Sant’Agostino ammoniva con la famosa (e da molti distorta) frase “ama e fa’ ciò che vuoi” (In Epistolam Ioannis ad Parthos Tractatus, VII, 8). Non si tratta di un invito al relativismo, come molti vorrebbero intendere, ma alla vera libertà che nasce dall’amore per Dio. Chi ama Dio con cuore costante, agirà sempre bene perché la sua volontà è ormai plasmata dall’amore divino. Se ami Dio, rispetti la Sua Legge, i Suoi Comandamenti. Se rispetti i Suoi Comandamenti, non potrai mai fare del male e, di conseguenza, potrai fare “ciò che vuoi“, perché avrai la virtù.

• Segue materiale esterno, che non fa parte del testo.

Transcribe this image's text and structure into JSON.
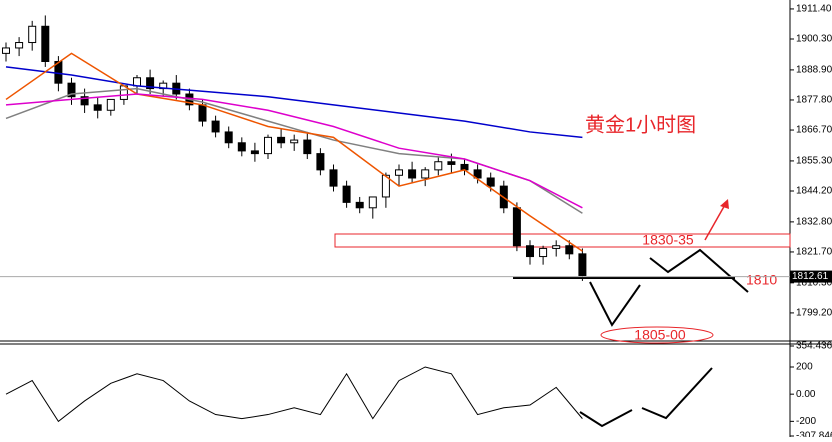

Così, in un mondo instabile, la virtù è segno di solidità, di identità e di fedeltà a ciò che non passa. Essa custodisce l’uomo dal divenire incostante delle mode e lo ancora al bene eterno, che è Cristo stesso. Sarà anche a volte motivo di “scandalo” presso il prossimo, visto che sarà visto come strano chi la esercita, perché diverso dal mondo in cui siamo abituati a vivere. Anche in questo virtù sarà sinonimo di forza, perché permetterà di resistere alla tentazione di liberarsi di scherno e isolamento con l’adeguarsi al mondo, rimanendo saldi in Dio.
Il Vangelo ci indica la strada delle virtù: “…sia invece il vostro parlare sì, sì; no, no; il di più viene dal maligno” (Matteo 5, 37). In queste parole di Gesù c’è tutta la chiarezza e la fermezza che appartengono all’anima virtuosa. Non doppiezza, non esitazioni, ma una costanza interiore che orienta la vita verso il bene e lo mantiene saldo. Perciò, coltivare le virtù significa prepararsi a vivere da veri figli di Dio, in una società che ha smarrito il senso della fermezza. Il cristiano non deve lasciarsi trascinare dalla mutevolezza del mondo, ma radicarsi in quelle disposizioni stabili che lo rendono capace di vivere ogni giorno sotto lo sguardo di Dio. Diventa così esempio vivente tale da poter essere testimone della bellezza e forza della virtù cristiana nel mondo.
Non si deve mai dimenticare che la virtù non è mai solo un impegno umano: è dono della grazia, che l’uomo accoglie e coltiva con la sua libertà. Come il seme cresce nel terreno buono, così le virtù crescono nell’anima che rimane fedele alla grazia. Altrimenti si corre il rischio opposto di passare dalla virtù alla presunzione, all’orgoglio di pensare di essere “forti da soli”, forti senza bisogno di Dio.
La virtù è, quindi, costanza e fedeltà al bene, radice dell’anima che resiste al tempo e al mutamento. È segno di maturità spirituale, forza che rende l’uomo libero dalle passioni e saldo in Dio. Allo stesso tempo consapevolezza della propria dipendenza da Dio. È la risposta cattolica alla superficialità e alla fragilità della modernità.